A-Z of tech
A Sound Actuator is a small speaker, mounted within the exhaust system, which changes the sound of the engine’s exhaust note. It’s used on Audi’s new diesels.
A Sound Symposer runs a channel from the engine’s air intake to the cabin. This allows the engine sound to be heard by the occupants while keeping external noise to a minimum.
Speed Limiters are offered with cruise control to prevent the car exceeding a speed set by the driver. Parents can use them to restrict their children’s speed.
Stop-start systems automatically stop the engine when the car comes to a halt at lights or in traffic and restarts it when the driver goes to pull away, cutting emissions and improving fuel economy.
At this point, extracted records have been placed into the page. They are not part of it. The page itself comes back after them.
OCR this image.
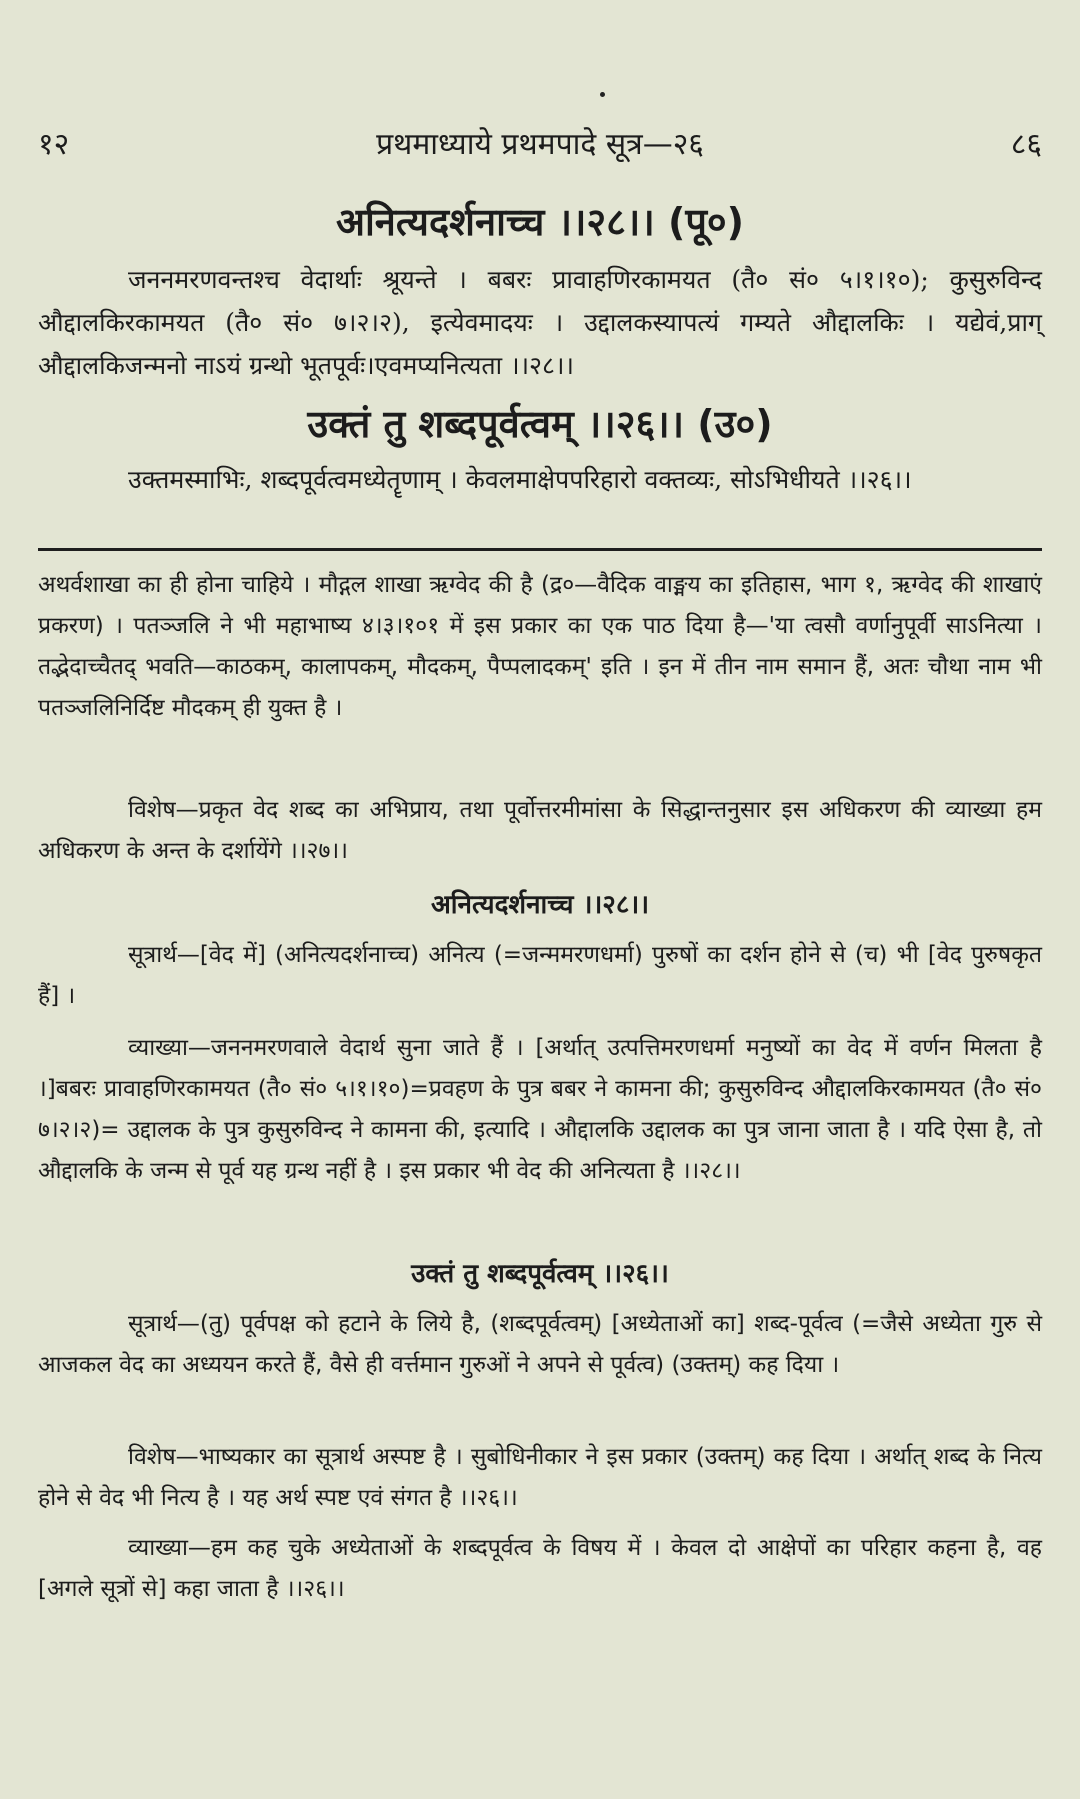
१२	प्रथमाध्याये प्रथमपादे सूत्र—२६	८६
अनित्यदर्शनाच्च ।।२८।। (पू०)
जननमरणवन्तश्च वेदार्थाः श्रूयन्ते । बबरः प्रावाहणिरकामयत (तै० सं० ५।१।१०); कुसुरुविन्द औद्दालकिरकामयत (तै० सं० ७।२।२), इत्येवमादयः । उद्दालकस्यापत्यं गम्यते औद्दालकिः । यद्येवं,प्राग् औद्दालकिजन्मनो नाऽयं ग्रन्थो भूतपूर्वः।एवमप्यनित्यता ।।२८।।
उक्तं तु शब्दपूर्वत्वम् ।।२६।। (उ०)
उक्तमस्माभिः, शब्दपूर्वत्वमध्येतॄणाम् । केवलमाक्षेपपरिहारो वक्तव्यः, सोऽभिधीयते ।।२६।।
अथर्वशाखा का ही होना चाहिये । मौद्गल शाखा ऋग्वेद की है (द्र०—वैदिक वाङ्मय का इतिहास, भाग १, ऋग्वेद की शाखाएं प्रकरण) । पतञ्जलि ने भी महाभाष्य ४।३।१०१ में इस प्रकार का एक पाठ दिया है—'या त्वसौ वर्णानुपूर्वी साऽनित्या । तद्भेदाच्चैतद् भवति—काठकम्, कालापकम्, मौदकम्, पैप्पलादकम्' इति । इन में तीन नाम समान हैं, अतः चौथा नाम भी पतञ्जलिनिर्दिष्ट मौदकम् ही युक्त है ।
विशेष—प्रकृत वेद शब्द का अभिप्राय, तथा पूर्वोत्तरमीमांसा के सिद्धान्तनुसार इस अधिकरण की व्याख्या हम अधिकरण के अन्त के दर्शायेंगे ।।२७।।
अनित्यदर्शनाच्च ।।२८।।
सूत्रार्थ—[वेद में] (अनित्यदर्शनाच्च) अनित्य (=जन्ममरणधर्मा) पुरुषों का दर्शन होने से (च) भी [वेद पुरुषकृत हैं] ।
व्याख्या—जननमरणवाले वेदार्थ सुना जाते हैं । [अर्थात् उत्पत्तिमरणधर्मा मनुष्यों का वेद में वर्णन मिलता है ।]बबरः प्रावाहणिरकामयत (तै० सं० ५।१।१०)=प्रवहण के पुत्र बबर ने कामना की; कुसुरुविन्द औद्दालकिरकामयत (तै० सं० ७।२।२)= उद्दालक के पुत्र कुसुरुविन्द ने कामना की, इत्यादि । औद्दालकि उद्दालक का पुत्र जाना जाता है । यदि ऐसा है, तो औद्दालकि के जन्म से पूर्व यह ग्रन्थ नहीं है । इस प्रकार भी वेद की अनित्यता है ।।२८।।
उक्तं तु शब्दपूर्वत्वम् ।।२६।।
सूत्रार्थ—(तु) पूर्वपक्ष को हटाने के लिये है, (शब्दपूर्वत्वम्) [अध्येताओं का] शब्द-पूर्वत्व (=जैसे अध्येता गुरु से आजकल वेद का अध्ययन करते हैं, वैसे ही वर्त्तमान गुरुओं ने अपने से पूर्वत्व) (उक्तम्) कह दिया ।
विशेष—भाष्यकार का सूत्रार्थ अस्पष्ट है । सुबोधिनीकार ने इस प्रकार (उक्तम्) कह दिया । अर्थात् शब्द के नित्य होने से वेद भी नित्य है । यह अर्थ स्पष्ट एवं संगत है ।।२६।।
व्याख्या—हम कह चुके अध्येताओं के शब्दपूर्वत्व के विषय में । केवल दो आक्षेपों का परिहार कहना है, वह [अगले सूत्रों से] कहा जाता है ।।२६।।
Supercharger is a crank-driven impeller that forces air into the engine’s combustion chamber under high pressure for better combustion and greater performance.
Sync is Ford’s music streaming connection system. Smartphones can be paired with this voice-activated system to take calls, read texts, stream music andprovide driving directions.
Top-View cameras are mounted in the wing mirrors and the front and rear bumpers to give a 360-degree ‘birds-eye’ view around the car via the screen in the centre console.
Traction Control is a system used to monitor and reduce wheelspin by reining in the engine’s power to maintain control in conditions – or on road surfaces – where grip is in short supply.
Turbocharger is similar to a supercharger; the difference is that the impeller is driven by the exhaust gases rather than the crank, so it doesn’t sap any of the engine’s power.
Twinair is Fiat’s two-cylinder turbo petrol engine, which combines peppy performance with CO2 emissions of less than 100g/km – as a result, cars with this engine are exempt from road tax.
Twin-charge engines have a turbocharger and a supercharger fitted. This combats supercharger belt lag at high revs and turbo lag at low revs, and is used on the VW Group’s 1.4 TSI engine.
Tyre Pressure Monitors use small sensors within the tyres to gauge the pressure of each tyre and alert the driver to low pressure or punctures.
USB stands for Universal Serial Bus, and is a physical connection for computers that’s now available in cars, so owners can connect devices like MP3 music players to the stereo.
Variable Geometry Turbos have vanes in the turbo housing that alter airflow to the impeller. This allows boost to be provided quicker, which prevents turbo lag.
Ventilated BRAKE Discs are hollow, with holes drilled through them. These allow air to circulate freely and cool the brakes – essential for preventing brake fade and maintaining stopping power.
Ventilated Seats use small fans in the seats to pump air through the fabric, keeping the occupant cool and comfortable. They’re useful when driving over long distances.
Wankel engines use a rotating triangular piston inside a circular chamber. Named after inventor Felix Wankel, they’re smooth and refined, but return poor economy and emissions.
Whiplash Protection is a Volvo feature. In an impact, the seat moves back to support the body and reduce the forces on occupants, which prevents them being thrown forward.
Xenon headlights can be recognised by their strong white light, often witha blue tint. They’re named after the xenon gas that’s used to create bright light.
YAW Control judges the angle of the car and calculates the best distribution of drive between the wheels. It’s found on high-performance 4WD cars like Mitsubishi’s Evo X.
ZE is another term for pure electric vehicles, which produce no CO2 and so have ‘Zero Emissions’.
ZF transmissions are gearboxes made by the German company ZF Friedrichshafen AG. It produces manual and automatic transmissions for major manufacturers, and some of its boxes have up to nine forward gears.